Case of the Man Who Died Laughing

Hall, Tarquin. The Case of the Man Who Died Laughing. Read by Sam Dastor.

Reason read: to finish the series started in August in honor of Rajiv Ratna Gandgi being born in August.

Vish Puri is India’s most Private Investigator. Confidentiality is his watchword. His bread and butter cases mostly consist of background and character checks for betrothed couples. In a culture where prearranged marriages are the norm it is critical for parents to know they have chosen wisely for their offspring. Other cases involve revealing hoaxes or frauds, but every once in awhile a case with more significance comes along. Such is the case of the man who died laughing. A prominent scientist while in a laughing class was seemingly murdered by the Hindu goddess Kali. She appeared to be floating above the crowd brandishing a huge sword. Many thought it was a supernatural occurrence because Kali was devoid of strings or wires. She really seemed to be hovering above the crowd. Lucky for India that Puri retained a kernel of skepticism. Along with his trusty team, Facecream, Tubelight and Flush, Puri is on the case.

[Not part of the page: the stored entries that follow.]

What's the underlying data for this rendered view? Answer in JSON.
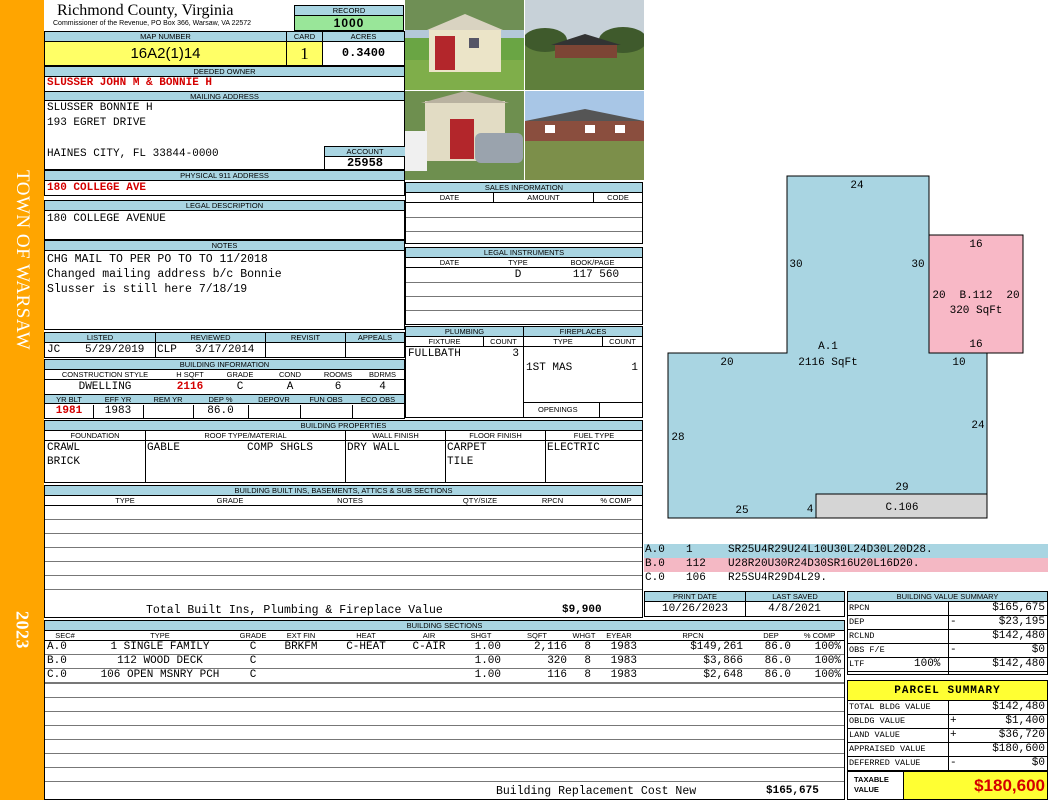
{
  "sidebar": {
    "town": "TOWN OF WARSAW",
    "year": "2023"
  },
  "header": {
    "county": "Richmond County, Virginia",
    "commissioner": "Commissioner of the Revenue, PO Box 366, Warsaw, VA 22572",
    "record_label": "RECORD",
    "record": "1000"
  },
  "parcel": {
    "map_label": "MAP NUMBER",
    "map": "16A2(1)14",
    "card_label": "CARD",
    "card": "1",
    "acres_label": "ACRES",
    "acres": "0.3400"
  },
  "owner": {
    "deeded_label": "DEEDED OWNER",
    "deeded": "SLUSSER JOHN M & BONNIE H",
    "mailing_label": "MAILING ADDRESS",
    "mail1": "SLUSSER BONNIE H",
    "mail2": "193 EGRET DRIVE",
    "mail3": "HAINES CITY, FL 33844-0000",
    "account_label": "ACCOUNT",
    "account": "25958"
  },
  "address": {
    "label": "PHYSICAL 911 ADDRESS",
    "value": "180 COLLEGE AVE"
  },
  "legal": {
    "label": "LEGAL DESCRIPTION",
    "value": "180 COLLEGE AVENUE"
  },
  "notes": {
    "label": "NOTES",
    "lines": [
      "CHG MAIL TO PER PO TO TO 11/2018",
      "Changed mailing address b/c Bonnie",
      "Slusser is still here 7/18/19"
    ]
  },
  "sales": {
    "label": "SALES INFORMATION",
    "cols": [
      "DATE",
      "AMOUNT",
      "CODE"
    ]
  },
  "instruments": {
    "label": "LEGAL INSTRUMENTS",
    "cols": [
      "DATE",
      "TYPE",
      "BOOK/PAGE"
    ],
    "row": {
      "type": "D",
      "book": "117 560"
    }
  },
  "review": {
    "cols": [
      "LISTED",
      "REVIEWED",
      "REVISIT",
      "APPEALS"
    ],
    "listed_by": "JC",
    "listed": "5/29/2019",
    "reviewed_by": "CLP",
    "reviewed": "3/17/2014"
  },
  "bldg_info": {
    "label": "BUILDING INFORMATION",
    "cols": [
      "CONSTRUCTION STYLE",
      "H SQFT",
      "GRADE",
      "COND",
      "ROOMS",
      "BDRMS"
    ],
    "style": "DWELLING",
    "hsqft": "2116",
    "grade": "C",
    "cond": "A",
    "rooms": "6",
    "bdrms": "4",
    "cols2": [
      "YR BLT",
      "EFF YR",
      "REM YR",
      "DEP %",
      "DEPOVR",
      "FUN OBS",
      "ECO OBS"
    ],
    "yrblt": "1981",
    "effyr": "1983",
    "dep": "86.0"
  },
  "plumbing": {
    "label": "PLUMBING",
    "cols": [
      "FIXTURE",
      "COUNT"
    ],
    "fixture": "FULLBATH",
    "count": "3"
  },
  "fireplaces": {
    "label": "FIREPLACES",
    "cols": [
      "TYPE",
      "COUNT"
    ],
    "type": "1ST MAS",
    "count": "1",
    "openings": "OPENINGS"
  },
  "props": {
    "label": "BUILDING PROPERTIES",
    "cols": [
      "FOUNDATION",
      "ROOF TYPE/MATERIAL",
      "WALL FINISH",
      "FLOOR FINISH",
      "FUEL TYPE"
    ],
    "foundation1": "CRAWL",
    "foundation2": "BRICK",
    "roof1": "GABLE",
    "roof2": "COMP SHGLS",
    "wall": "DRY WALL",
    "floor1": "CARPET",
    "floor2": "TILE",
    "fuel": "ELECTRIC"
  },
  "builtins": {
    "label": "BUILDING BUILT INS, BASEMENTS, ATTICS & SUB SECTIONS",
    "cols": [
      "TYPE",
      "GRADE",
      "NOTES",
      "QTY/SIZE",
      "RPCN",
      "% COMP"
    ],
    "total_label": "Total Built Ins, Plumbing & Fireplace Value",
    "total": "$9,900"
  },
  "dates": {
    "print_label": "PRINT DATE",
    "print": "10/26/2023",
    "saved_label": "LAST SAVED",
    "saved": "4/8/2021"
  },
  "sections": {
    "label": "BUILDING SECTIONS",
    "cols": [
      "SEC#",
      "TYPE",
      "GRADE",
      "EXT FIN",
      "HEAT",
      "AIR",
      "SHGT",
      "SQFT",
      "WHGT",
      "EYEAR",
      "RPCN",
      "DEP",
      "% COMP"
    ],
    "rows": [
      {
        "sec": "A.0",
        "type": "1 SINGLE FAMILY",
        "grade": "C",
        "ext": "BRKFM",
        "heat": "C-HEAT",
        "air": "C-AIR",
        "shgt": "1.00",
        "sqft": "2,116",
        "whgt": "8",
        "eyear": "1983",
        "rpcn": "$149,261",
        "dep": "86.0",
        "comp": "100%"
      },
      {
        "sec": "B.0",
        "type": "112 WOOD DECK",
        "grade": "C",
        "ext": "",
        "heat": "",
        "air": "",
        "shgt": "1.00",
        "sqft": "320",
        "whgt": "8",
        "eyear": "1983",
        "rpcn": "$3,866",
        "dep": "86.0",
        "comp": "100%"
      },
      {
        "sec": "C.0",
        "type": "106 OPEN MSNRY PCH",
        "grade": "C",
        "ext": "",
        "heat": "",
        "air": "",
        "shgt": "1.00",
        "sqft": "116",
        "whgt": "8",
        "eyear": "1983",
        "rpcn": "$2,648",
        "dep": "86.0",
        "comp": "100%"
      }
    ],
    "replacement_label": "Building Replacement Cost New",
    "replacement": "$165,675"
  },
  "sketch": {
    "a_label": "A.1",
    "a_area": "2116 SqFt",
    "b_label": "B.112",
    "b_area": "320 SqFt",
    "c_label": "C.106",
    "dims": {
      "a_top": "24",
      "a_left_upper": "30",
      "a_right_upper": "30",
      "a_mid_left": "20",
      "a_mid_right": "10",
      "a_left": "28",
      "a_right": "24",
      "a_bottom": "25",
      "a_notch": "4",
      "c_top": "29",
      "b_top": "16",
      "b_left": "20",
      "b_right": "20",
      "b_bottom": "16"
    },
    "legend": [
      {
        "code": "A.0",
        "num": "1",
        "desc": "SR25U4R29U24L10U30L24D30L20D28.",
        "color": "#a9d5e2"
      },
      {
        "code": "B.0",
        "num": "112",
        "desc": "U28R20U30R24D30SR16U20L16D20.",
        "color": "#f4b8c4"
      },
      {
        "code": "C.0",
        "num": "106",
        "desc": "R25SU4R29D4L29.",
        "color": "#d8d8d8"
      }
    ],
    "colors": {
      "a": "#a9d5e2",
      "b": "#f8b8c6",
      "c": "#d5d5d5"
    }
  },
  "value_summary": {
    "label": "BUILDING VALUE SUMMARY",
    "rows": [
      {
        "k": "RPCN",
        "op": "",
        "v": "$165,675"
      },
      {
        "k": "DEP",
        "op": "-",
        "v": "$23,195"
      },
      {
        "k": "RCLND",
        "op": "",
        "v": "$142,480"
      },
      {
        "k": "OBS F/E",
        "op": "-",
        "v": "$0"
      },
      {
        "k": "LTF",
        "op": "100%",
        "v": "$142,480"
      }
    ]
  },
  "parcel_summary": {
    "label": "PARCEL SUMMARY",
    "rows": [
      {
        "k": "TOTAL BLDG VALUE",
        "op": "",
        "v": "$142,480"
      },
      {
        "k": "OBLDG VALUE",
        "op": "+",
        "v": "$1,400"
      },
      {
        "k": "LAND VALUE",
        "op": "+",
        "v": "$36,720"
      },
      {
        "k": "APPRAISED VALUE",
        "op": "",
        "v": "$180,600"
      },
      {
        "k": "DEFERRED VALUE",
        "op": "-",
        "v": "$0"
      }
    ],
    "taxable_label": "TAXABLE VALUE",
    "taxable": "$180,600"
  }
}
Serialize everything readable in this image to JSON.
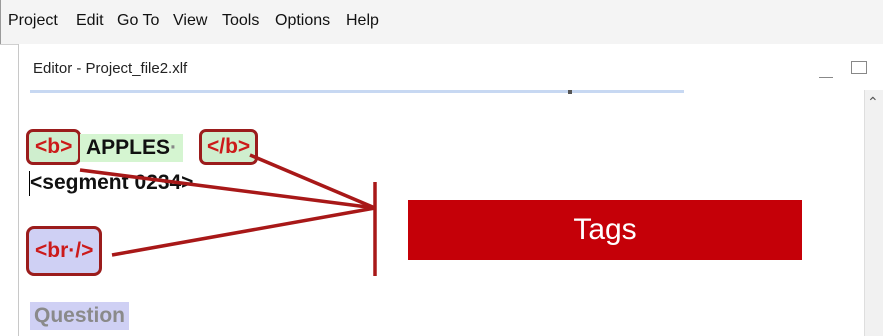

Author fact: I love with when people or places connect. One of the most influential books I read earlier this year was by Emmanuel Jal who was mentored by Emma McCune. Tarquin Hall did a profile on Emma when he was a news reporter.

Book trivia: Hall started writing the Puri series in 2008. There are two others after The Case of the Man Who Died Laughing, but I’m not reading them.

Lines I liked: none enough to quote this time.

Nancy said: nothing special.

BookLust Twist: from Book Lust To Go in the chapter called “Sojourns in South Asia” (p 212). Here’s what happens when the title of a book is incorrectly indexed in Book Lust To Go: Somehow The Case of the Man Who Died Laughing was indexed as The Man Who Died Laughing. Alphabetically under M instead of C which meant that I had to change four different spreadsheets.